Scaling to Perspectives

Finally, in the last of the minimum levels, the inference layer, the model is attuned to tracking changes in registered and signaling services’ Status value. Much like the signaling layer below, this level allows for event Subscription management. As an observer moves up layers in the abstraction and attention hierarchy, the frequency of events emittance is reduced significantly, and the meaning and relevance of each element and possibility in the model relate closer to the overall goal. In this top-level, observation, analysis, and (indirect) controllability of the model centers around the switches in the transitions between Status values, the sequencing and scoring of such over periods, and the possibility of predicting near future states of the system. The scale of analysis also changes, from the signaling and operational status inference of a single service to how changes in the status of a system of (interconnected) services cascade and ripple in unexpected ways through the networked of contexts – both locally and globally. It would be near impossible to do so at the signaling level for a human, at least.
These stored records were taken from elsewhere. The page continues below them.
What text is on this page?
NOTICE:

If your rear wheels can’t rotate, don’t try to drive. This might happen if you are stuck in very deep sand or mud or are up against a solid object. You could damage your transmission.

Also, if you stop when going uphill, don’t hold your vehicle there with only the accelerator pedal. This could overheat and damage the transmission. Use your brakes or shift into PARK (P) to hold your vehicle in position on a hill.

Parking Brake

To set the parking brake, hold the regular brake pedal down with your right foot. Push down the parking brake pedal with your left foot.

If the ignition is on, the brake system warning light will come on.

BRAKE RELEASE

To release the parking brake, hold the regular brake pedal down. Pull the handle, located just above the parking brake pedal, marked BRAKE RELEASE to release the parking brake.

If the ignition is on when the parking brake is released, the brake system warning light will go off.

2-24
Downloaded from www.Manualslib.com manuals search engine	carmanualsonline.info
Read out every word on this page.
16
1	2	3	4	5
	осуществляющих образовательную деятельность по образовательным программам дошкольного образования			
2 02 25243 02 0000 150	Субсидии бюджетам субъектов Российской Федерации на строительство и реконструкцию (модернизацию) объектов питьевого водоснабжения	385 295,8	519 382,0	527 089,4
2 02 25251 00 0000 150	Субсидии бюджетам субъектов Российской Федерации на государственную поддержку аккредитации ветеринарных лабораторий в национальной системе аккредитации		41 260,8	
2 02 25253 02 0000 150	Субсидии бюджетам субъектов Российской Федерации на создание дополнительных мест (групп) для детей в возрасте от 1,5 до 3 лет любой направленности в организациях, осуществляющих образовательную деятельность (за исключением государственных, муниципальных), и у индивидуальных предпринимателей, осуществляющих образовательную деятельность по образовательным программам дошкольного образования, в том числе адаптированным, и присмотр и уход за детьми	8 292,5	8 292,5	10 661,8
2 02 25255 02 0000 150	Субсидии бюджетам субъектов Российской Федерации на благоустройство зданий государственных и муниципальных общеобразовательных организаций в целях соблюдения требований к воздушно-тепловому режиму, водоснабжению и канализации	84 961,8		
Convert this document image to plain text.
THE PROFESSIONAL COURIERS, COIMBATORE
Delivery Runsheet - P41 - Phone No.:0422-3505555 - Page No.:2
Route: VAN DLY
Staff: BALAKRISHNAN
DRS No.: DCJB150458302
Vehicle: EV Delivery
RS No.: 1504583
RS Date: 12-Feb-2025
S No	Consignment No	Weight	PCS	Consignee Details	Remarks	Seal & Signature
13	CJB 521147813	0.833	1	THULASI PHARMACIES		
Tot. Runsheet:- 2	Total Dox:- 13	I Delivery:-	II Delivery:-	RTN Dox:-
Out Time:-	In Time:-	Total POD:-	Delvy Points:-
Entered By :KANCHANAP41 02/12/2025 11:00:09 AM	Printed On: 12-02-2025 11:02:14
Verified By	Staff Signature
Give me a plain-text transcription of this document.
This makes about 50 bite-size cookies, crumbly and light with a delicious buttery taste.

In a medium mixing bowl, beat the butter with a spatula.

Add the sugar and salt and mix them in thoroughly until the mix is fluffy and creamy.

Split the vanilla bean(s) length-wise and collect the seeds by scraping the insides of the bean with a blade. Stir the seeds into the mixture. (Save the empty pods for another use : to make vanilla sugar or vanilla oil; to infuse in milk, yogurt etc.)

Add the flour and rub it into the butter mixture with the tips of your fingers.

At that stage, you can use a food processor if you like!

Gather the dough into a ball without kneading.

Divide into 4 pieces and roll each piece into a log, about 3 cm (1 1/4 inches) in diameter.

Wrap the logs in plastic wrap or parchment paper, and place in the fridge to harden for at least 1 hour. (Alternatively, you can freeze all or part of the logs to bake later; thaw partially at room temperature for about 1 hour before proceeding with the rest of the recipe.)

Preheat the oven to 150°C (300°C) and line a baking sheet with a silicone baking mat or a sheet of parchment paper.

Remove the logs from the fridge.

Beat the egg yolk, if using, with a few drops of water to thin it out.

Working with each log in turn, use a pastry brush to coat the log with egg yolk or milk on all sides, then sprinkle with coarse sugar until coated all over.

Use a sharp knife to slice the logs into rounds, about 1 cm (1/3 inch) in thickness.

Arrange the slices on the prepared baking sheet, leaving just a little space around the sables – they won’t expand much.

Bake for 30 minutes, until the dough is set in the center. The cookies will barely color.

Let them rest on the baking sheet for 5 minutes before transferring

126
At all levels of the hierarchy, the same processes are involved – seeing, sensing, signifying, sequencing, scaling, and synthesizing higher-order information for representation, reduction, recognition, recording, recollection, reasoning, retrospection, reinforcement, regulation, and rectification.
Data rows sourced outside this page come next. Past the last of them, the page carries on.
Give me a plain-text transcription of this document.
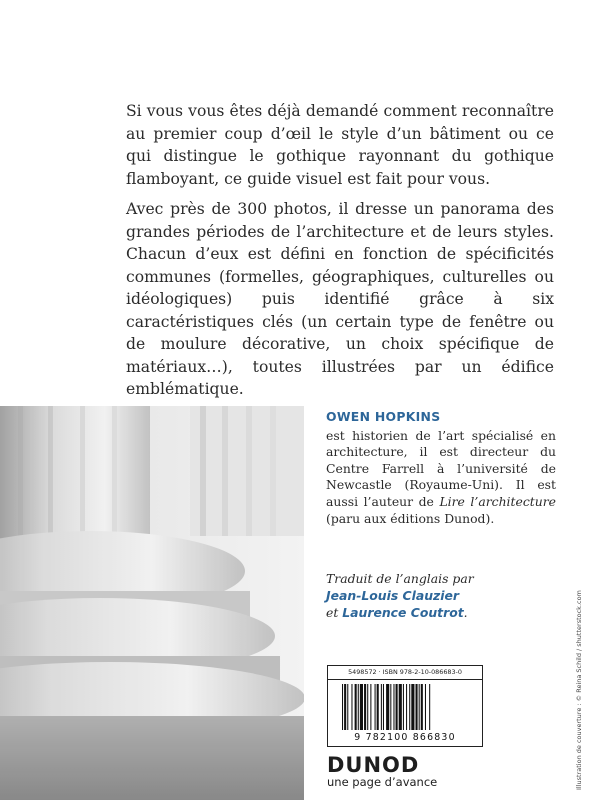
Si vous vous êtes déjà demandé comment reconnaître au premier coup d’œil le style d’un bâtiment ou ce qui distingue le gothique rayonnant du gothique flamboyant, ce guide visuel est fait pour vous.

Avec près de 300 photos, il dresse un panorama des grandes périodes de l’architecture et de leurs styles. Chacun d’eux est défini en fonction de spécificités communes (formelles, géographiques, culturelles ou idéologiques) puis identifié grâce à six caractéristiques clés (un certain type de fenêtre ou de moulure décorative, un choix spécifique de matériaux…), toutes illustrées par un édifice emblématique.

OWEN HOPKINS
est historien de l’art spécialisé en architecture, il est directeur du Centre Farrell à l’université de Newcastle (Royaume-Uni). Il est aussi l’auteur de Lire l’architecture (paru aux éditions Dunod).
Traduit de l’anglais par
Jean-Louis Clauzier
et Laurence Coutrot.
5498572 · ISBN 978-2-10-086683-0
9 782100 866830
DUNOD
une page d’avance	Illustration de couverture : © Reina Schild / shutterstock.com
Observability via (Verbal) Protocol Analysis

I’m always on the lookout for new ways to explain and relate to the design of the OpenSignals conceptual model of signals and states. So it was a pleasant surprise to stumble across (Verbal) Protocol Analysis during a recent certification in Design Thinking and some readings in situational awareness. VPA is a technique that has been used by researchers across many domains, including psychology, engineering, and architecture. The basic idea is that during a task, such as solving a problem, a subject will concurrently verbalize, think aloud, what is resident in their working memory – what they are thinking during the doing. Using Protocol Analysis, researchers can elicit the cognitive processes involved by a subject from start to completion of a task. After further processing, the information captured is then analyzed to provide insights that can be used to improve performance, possibly.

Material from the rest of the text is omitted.